Another approach to take to increase your odds of getting the seller to accept: Don’t request a credit for closing costs in your initial purchase offer. When you ask for a credit for closing costs based on whatever purchase price amount you are looking for, that gives the seller less net proceeds at closing — that is, unless you offer a higher purchase price and ask for a credit that way. But be aware, doing the latter means the house must appraise for a higher value to support your higher offered amount with your requested credits for cash to close.
Upon making an offer to buy a property, making an offer to close in less than 30 days is an aggressive approach, communicating to the seller that your financing is lined up and it’s time to play ball. Know that lenders are up against federal mandatory disclosure time frames and, as such, have certain thresholds they have to meet in order to be federally compliant with recent regulatory changes. As a homebuyer, this means you will need to jump through the hoops faster to meet the contractual stipulations. For example, if your lender needs an explanation about your income or needs a bank statement, proactively providing whatever condition is needed for underwriting by the lender within a 24-hour period of time will dramatically aid your lender in helping you close faster.

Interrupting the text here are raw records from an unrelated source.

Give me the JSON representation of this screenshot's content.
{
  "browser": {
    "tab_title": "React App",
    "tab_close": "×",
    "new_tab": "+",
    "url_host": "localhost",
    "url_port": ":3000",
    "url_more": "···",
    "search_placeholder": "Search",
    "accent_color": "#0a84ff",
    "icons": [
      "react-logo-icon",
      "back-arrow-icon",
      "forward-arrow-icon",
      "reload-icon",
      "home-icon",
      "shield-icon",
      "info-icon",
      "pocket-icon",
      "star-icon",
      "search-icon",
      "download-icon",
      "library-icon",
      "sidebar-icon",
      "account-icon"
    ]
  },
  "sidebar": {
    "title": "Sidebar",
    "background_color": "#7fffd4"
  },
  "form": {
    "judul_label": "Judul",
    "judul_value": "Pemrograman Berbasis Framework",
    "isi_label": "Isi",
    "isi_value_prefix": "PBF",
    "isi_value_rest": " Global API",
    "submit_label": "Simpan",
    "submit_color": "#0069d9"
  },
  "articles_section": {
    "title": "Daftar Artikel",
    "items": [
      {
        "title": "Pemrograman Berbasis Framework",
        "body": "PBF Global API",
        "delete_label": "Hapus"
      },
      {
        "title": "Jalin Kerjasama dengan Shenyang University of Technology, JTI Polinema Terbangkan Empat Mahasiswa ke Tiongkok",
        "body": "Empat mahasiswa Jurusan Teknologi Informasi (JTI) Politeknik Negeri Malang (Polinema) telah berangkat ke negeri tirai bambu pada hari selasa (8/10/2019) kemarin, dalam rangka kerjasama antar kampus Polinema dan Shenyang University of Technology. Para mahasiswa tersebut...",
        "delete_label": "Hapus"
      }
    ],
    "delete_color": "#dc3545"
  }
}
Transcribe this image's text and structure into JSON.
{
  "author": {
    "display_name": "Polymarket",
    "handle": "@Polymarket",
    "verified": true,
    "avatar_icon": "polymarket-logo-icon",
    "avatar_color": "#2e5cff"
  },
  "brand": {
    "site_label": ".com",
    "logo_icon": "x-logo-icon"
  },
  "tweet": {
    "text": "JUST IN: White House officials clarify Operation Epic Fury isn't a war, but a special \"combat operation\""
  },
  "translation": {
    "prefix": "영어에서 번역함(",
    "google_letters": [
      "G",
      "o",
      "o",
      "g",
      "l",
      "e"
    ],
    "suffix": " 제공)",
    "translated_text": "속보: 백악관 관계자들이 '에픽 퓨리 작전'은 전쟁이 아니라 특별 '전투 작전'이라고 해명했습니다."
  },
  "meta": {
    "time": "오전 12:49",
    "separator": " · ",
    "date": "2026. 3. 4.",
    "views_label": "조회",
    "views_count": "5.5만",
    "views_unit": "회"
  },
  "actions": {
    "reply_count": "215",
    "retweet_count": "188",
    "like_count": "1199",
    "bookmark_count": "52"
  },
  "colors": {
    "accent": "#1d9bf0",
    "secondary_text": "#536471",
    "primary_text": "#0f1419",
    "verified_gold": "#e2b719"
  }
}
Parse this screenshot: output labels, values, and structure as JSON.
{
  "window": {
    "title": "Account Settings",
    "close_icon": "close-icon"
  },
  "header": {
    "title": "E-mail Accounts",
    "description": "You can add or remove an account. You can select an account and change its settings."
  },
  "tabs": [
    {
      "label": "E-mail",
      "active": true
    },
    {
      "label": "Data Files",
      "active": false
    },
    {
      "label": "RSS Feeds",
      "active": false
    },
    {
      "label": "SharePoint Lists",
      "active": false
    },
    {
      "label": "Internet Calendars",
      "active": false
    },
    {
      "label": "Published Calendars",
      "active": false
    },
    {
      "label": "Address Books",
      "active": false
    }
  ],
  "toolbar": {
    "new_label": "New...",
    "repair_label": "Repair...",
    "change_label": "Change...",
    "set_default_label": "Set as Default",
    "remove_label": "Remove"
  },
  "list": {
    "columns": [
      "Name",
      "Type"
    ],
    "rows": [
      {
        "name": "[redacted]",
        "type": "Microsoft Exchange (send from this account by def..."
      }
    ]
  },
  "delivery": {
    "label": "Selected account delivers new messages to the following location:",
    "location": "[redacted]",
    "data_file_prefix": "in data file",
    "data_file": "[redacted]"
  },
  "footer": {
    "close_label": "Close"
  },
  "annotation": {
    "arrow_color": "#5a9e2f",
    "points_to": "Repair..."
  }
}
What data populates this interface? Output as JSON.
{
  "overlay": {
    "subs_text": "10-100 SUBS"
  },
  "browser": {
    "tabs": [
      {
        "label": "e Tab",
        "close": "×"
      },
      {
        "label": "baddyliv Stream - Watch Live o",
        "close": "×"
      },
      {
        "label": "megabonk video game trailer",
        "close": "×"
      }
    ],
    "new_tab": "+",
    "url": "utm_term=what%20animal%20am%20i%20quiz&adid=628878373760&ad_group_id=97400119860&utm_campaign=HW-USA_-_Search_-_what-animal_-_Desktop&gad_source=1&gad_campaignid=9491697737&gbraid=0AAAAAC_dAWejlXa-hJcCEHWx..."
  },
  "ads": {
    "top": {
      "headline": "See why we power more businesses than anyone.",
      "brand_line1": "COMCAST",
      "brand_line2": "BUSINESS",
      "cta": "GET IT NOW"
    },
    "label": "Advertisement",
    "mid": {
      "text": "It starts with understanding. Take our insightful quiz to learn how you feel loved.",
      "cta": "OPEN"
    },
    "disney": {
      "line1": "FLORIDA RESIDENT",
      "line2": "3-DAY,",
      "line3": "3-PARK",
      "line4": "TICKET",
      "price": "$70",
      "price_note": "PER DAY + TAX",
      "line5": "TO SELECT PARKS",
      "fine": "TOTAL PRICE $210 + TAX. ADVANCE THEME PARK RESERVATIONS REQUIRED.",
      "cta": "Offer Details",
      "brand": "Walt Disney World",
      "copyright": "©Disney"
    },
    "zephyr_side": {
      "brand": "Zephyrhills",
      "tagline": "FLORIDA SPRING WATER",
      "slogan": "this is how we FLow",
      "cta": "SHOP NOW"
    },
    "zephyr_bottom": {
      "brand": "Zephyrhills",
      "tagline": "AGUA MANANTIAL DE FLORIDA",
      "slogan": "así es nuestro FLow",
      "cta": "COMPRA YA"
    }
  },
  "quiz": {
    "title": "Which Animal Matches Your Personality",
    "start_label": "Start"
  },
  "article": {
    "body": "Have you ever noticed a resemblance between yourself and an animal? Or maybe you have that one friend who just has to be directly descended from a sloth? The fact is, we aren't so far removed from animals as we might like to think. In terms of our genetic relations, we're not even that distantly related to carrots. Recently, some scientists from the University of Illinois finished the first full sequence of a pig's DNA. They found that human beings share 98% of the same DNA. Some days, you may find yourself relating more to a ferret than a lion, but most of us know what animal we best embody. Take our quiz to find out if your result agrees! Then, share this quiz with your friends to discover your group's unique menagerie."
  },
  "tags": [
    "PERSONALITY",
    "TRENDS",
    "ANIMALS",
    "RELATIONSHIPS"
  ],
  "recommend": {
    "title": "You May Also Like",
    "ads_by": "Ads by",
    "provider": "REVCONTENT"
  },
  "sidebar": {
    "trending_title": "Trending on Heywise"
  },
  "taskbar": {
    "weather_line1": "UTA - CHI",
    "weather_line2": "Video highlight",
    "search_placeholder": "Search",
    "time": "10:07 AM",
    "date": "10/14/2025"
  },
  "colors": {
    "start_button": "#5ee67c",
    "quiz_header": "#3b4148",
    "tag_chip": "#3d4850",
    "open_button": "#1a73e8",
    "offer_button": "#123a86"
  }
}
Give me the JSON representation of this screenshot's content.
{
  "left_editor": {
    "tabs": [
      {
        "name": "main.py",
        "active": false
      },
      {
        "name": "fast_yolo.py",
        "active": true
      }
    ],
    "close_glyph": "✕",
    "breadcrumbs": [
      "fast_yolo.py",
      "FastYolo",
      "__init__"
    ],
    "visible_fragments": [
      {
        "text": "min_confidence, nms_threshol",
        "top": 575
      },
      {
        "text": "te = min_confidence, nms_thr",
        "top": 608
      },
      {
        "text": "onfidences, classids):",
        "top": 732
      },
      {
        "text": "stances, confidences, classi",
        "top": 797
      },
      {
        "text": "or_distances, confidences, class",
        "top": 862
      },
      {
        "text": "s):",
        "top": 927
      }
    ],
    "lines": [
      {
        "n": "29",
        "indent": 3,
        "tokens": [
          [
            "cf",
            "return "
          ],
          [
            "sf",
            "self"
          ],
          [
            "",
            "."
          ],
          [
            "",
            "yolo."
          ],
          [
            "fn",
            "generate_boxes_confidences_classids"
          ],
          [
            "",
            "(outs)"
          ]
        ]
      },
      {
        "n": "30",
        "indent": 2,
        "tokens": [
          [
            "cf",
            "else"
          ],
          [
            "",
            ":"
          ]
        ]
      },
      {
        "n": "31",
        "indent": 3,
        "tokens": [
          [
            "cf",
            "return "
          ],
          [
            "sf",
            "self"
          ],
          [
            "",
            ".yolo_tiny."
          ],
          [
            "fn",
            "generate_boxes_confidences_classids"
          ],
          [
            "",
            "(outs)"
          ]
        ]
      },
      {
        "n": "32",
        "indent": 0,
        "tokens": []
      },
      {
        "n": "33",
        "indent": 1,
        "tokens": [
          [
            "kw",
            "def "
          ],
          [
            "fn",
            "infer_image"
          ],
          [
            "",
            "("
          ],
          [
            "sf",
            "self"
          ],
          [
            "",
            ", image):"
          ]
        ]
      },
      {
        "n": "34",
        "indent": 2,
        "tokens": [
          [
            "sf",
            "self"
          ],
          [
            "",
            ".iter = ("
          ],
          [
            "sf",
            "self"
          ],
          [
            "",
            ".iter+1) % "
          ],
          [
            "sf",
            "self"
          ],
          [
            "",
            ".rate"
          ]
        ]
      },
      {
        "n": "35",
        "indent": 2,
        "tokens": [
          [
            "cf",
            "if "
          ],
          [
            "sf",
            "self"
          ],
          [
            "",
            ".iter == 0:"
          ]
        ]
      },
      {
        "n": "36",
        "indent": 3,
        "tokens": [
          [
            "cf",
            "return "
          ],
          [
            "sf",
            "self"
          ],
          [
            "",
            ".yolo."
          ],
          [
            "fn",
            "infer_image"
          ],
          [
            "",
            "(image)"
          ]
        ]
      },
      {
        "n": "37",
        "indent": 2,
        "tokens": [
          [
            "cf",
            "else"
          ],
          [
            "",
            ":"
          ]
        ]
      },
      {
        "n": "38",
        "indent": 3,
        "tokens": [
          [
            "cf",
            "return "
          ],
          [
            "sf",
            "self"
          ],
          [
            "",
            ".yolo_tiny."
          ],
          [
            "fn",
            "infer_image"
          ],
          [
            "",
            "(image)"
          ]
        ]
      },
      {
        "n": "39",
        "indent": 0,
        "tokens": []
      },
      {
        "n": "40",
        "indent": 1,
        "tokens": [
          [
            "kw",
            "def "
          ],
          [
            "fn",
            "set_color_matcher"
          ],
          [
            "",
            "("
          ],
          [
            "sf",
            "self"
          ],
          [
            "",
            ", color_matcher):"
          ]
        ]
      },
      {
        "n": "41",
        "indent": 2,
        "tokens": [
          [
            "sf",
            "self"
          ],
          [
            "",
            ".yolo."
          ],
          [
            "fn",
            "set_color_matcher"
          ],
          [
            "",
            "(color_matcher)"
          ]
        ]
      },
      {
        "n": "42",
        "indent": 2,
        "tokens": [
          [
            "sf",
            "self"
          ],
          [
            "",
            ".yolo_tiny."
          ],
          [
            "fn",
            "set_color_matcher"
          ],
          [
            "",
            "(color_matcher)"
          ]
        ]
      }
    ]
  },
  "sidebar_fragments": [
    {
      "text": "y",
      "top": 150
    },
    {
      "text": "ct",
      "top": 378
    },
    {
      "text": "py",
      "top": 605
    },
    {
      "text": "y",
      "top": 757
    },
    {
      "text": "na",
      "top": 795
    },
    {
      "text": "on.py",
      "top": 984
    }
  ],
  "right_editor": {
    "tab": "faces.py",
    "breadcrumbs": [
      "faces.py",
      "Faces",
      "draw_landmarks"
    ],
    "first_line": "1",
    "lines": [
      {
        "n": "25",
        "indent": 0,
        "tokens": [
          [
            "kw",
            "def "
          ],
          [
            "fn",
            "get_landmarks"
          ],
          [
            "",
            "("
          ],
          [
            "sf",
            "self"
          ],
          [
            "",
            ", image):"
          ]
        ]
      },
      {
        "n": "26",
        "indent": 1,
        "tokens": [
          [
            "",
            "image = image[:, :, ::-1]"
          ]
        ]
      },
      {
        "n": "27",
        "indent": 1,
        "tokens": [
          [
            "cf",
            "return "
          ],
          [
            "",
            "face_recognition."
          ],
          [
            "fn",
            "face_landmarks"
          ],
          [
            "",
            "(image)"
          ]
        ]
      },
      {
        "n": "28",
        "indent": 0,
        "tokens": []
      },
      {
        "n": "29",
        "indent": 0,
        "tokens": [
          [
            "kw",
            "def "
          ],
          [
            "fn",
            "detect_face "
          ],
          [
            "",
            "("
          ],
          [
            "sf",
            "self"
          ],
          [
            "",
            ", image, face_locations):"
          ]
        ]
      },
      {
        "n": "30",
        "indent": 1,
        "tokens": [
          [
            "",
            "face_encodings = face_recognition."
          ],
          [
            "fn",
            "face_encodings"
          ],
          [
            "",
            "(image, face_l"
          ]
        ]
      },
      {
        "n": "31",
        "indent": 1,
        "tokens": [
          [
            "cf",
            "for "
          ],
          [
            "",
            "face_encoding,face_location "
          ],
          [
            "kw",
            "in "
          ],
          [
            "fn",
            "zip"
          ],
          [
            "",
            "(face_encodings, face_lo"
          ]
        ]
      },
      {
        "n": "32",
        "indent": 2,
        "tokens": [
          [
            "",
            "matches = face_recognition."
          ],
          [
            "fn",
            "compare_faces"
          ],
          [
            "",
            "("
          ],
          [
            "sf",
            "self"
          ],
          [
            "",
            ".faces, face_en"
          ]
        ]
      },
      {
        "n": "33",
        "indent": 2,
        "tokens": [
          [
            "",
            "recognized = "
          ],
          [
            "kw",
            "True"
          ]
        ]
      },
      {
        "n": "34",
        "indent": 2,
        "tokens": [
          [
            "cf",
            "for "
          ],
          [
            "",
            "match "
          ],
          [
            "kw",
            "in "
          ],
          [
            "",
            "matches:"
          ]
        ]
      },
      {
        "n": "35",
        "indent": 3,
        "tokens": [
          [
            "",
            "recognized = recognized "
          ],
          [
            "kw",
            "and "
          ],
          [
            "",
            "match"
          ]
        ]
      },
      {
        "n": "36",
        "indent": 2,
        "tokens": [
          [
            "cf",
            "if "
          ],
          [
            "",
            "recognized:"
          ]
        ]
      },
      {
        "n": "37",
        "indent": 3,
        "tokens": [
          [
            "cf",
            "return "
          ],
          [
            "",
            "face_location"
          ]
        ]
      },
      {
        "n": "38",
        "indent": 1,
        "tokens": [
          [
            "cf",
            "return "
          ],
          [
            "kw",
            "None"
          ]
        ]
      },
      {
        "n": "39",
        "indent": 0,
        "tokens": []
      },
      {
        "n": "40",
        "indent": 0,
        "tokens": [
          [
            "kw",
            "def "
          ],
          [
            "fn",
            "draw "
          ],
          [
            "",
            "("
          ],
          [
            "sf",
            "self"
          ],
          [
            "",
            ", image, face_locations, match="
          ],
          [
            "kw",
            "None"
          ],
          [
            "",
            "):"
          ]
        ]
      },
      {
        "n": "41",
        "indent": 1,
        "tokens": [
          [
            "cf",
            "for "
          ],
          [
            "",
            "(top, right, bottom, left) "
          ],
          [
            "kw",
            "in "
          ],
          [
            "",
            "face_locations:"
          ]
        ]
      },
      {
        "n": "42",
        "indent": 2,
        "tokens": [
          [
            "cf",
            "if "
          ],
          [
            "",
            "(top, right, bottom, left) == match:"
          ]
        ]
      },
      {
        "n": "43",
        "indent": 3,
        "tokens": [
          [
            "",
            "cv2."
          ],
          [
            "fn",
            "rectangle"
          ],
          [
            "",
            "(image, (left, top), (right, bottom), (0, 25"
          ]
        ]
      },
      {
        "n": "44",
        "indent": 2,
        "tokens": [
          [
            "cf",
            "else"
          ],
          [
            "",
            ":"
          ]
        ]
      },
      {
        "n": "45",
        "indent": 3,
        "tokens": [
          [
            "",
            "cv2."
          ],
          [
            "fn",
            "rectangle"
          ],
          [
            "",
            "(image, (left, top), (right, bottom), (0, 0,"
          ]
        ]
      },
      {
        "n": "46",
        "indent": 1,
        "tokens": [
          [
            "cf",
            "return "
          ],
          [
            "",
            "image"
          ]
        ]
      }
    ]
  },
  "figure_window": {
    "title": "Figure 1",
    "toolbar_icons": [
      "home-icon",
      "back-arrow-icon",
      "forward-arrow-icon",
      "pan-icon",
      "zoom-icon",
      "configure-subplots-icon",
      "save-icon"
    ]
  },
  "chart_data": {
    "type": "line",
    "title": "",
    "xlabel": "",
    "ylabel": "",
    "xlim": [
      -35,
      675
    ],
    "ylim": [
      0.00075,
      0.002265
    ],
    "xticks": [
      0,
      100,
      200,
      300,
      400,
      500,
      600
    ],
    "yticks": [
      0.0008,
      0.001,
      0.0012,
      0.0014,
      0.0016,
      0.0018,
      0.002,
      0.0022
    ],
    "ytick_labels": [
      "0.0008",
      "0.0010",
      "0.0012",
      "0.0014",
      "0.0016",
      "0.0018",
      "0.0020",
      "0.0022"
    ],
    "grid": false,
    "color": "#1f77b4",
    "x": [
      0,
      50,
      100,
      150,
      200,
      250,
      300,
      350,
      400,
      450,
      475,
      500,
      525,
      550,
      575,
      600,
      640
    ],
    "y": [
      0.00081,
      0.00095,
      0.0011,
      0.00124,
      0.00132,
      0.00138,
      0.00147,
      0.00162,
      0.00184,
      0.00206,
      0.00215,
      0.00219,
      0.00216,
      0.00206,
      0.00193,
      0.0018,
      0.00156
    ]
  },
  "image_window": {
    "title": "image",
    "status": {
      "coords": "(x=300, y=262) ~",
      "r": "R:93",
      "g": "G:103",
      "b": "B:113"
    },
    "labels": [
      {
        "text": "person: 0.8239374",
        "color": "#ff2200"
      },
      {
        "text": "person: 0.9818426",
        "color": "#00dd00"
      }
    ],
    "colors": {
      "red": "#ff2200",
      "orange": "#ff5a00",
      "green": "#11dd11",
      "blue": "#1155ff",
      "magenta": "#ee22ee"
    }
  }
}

It can also help, several months ahead of when you expect to buy, to check your credit reports and credit scores to see what condition your credit is in. Giving yourself time correct any errors or work through any other problems that are hurting your credit can possibly mean the difference between qualifying for a loan … or not. You’re entitled to one free credit report a year from each of the three major credit bureaus, and you monitor your credit scores for free through a service like Credit.com.
When you plan to buy a home, making sure you’re covering all these bases when you’re making offers and getting acclimated to the local housing market could dramatically increase your odds of getting your offer accepted, and you can go get your officially approved loan with the lender of your choice.